Let’s break down the Incident Radiation component in Ladybug, and the meaning of those Minimum = 0 kWh/m² and Maximum = 1000 kWh/m² values.

🔹 What the component does

The Incident Radiation component in Ladybug calculates the solar radiation (irradiance integrated over time → irradiation/insolation) that falls on a geometry’s surfaces.

Units: kWh/m² (kilowatt-hours per square meter).

It considers direct radiation, diffuse radiation, and reflected radiation based on the EPW weather file.

Output is usually a colored mesh mapped on the geometry to show which areas get more or less solar energy.

🔹 The legend range (Min & Max)

Ladybug visualizations always normalize the results into a legend range.

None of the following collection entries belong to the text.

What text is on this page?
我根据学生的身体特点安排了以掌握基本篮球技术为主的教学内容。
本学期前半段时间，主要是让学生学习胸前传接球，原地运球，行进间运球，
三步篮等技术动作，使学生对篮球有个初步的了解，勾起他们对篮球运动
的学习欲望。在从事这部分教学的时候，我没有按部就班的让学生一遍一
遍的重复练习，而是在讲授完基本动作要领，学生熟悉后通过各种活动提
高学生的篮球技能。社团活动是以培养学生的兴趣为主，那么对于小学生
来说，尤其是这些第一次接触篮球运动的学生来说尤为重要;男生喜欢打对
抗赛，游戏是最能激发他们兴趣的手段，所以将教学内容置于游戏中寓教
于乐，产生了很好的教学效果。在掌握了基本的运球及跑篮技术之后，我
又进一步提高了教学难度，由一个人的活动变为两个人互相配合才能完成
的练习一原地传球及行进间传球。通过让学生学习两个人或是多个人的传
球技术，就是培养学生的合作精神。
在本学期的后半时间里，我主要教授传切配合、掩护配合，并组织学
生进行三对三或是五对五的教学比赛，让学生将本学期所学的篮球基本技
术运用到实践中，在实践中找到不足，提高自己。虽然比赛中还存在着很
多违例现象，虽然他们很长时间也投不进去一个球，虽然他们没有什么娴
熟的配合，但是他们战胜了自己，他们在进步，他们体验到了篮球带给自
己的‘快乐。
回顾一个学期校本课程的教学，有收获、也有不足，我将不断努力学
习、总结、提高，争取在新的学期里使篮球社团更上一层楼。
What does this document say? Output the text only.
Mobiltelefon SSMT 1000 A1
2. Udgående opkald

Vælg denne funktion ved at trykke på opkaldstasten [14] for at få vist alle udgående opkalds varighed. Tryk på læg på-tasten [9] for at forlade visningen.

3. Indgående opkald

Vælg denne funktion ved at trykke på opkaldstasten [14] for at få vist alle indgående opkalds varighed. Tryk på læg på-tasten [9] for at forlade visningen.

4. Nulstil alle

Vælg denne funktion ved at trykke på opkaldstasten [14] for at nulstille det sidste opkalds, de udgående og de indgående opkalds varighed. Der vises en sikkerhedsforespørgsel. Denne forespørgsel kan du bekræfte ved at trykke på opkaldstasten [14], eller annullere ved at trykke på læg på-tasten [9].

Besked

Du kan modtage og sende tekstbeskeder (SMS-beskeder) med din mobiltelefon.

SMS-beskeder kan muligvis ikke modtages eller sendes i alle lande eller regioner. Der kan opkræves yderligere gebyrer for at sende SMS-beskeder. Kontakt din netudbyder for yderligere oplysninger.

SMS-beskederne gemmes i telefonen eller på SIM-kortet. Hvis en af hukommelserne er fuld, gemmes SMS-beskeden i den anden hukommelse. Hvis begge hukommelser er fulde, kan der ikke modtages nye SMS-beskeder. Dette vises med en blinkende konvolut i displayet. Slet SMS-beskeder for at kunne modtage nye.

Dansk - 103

By default:

Minimum = 0 kWh/m²

→ the lowest possible value of incident solar radiation. A surface that never receives sun (like a north-facing façade in winter, or a fully shaded surface) will be colored at this end.

Maximum = 1000 kWh/m²

→ the upper cap of the legend. If a surface receives a lot of radiation (like a roof or south façade), it will be close to this value.


This 1000 kWh/m² is not a physical limit, but a convenient visualization range. It’s chosen because:

Typical annual solar irradiation on vertical/horizontal surfaces is between 200–1200 kWh/m², depending on location and orientation.

1000 kWh/m² is a good “round” upper bound for most climates.

If you’re in a very sunny region (e.g., Middle East, southern Spain, Dubai), you may want to increase the maximum (like 1200–1500 kWh/m²).

If you’re in a cloudy region (e.g., Belgium, UK), you could lower it to ~700–800 kWh/m² for better contrast.

🔹 Why not auto-scale?

Ladybug allows you to set the legendPar_ input (Legend Parameters). If you don’t, it uses defaults (0–1000).

Auto-scaling (min = actual min, max = actual max) can sometimes exaggerate results, making tiny differences look huge.

Fixed scales (0–1000) let you compare different designs consistently. For example, comparing shading strategies across options is only valid if the legend range is identical.

🔹 Practical takeaway

0 kWh/m² = No sunlight at all.

1000 kWh/m² = Very sunny spot (like a roof in a sunny climate).

The range is a visual normalization tool, not an absolute physical law.

You can always change it via Legend Parameters if you need higher accuracy or climate-specific scaling.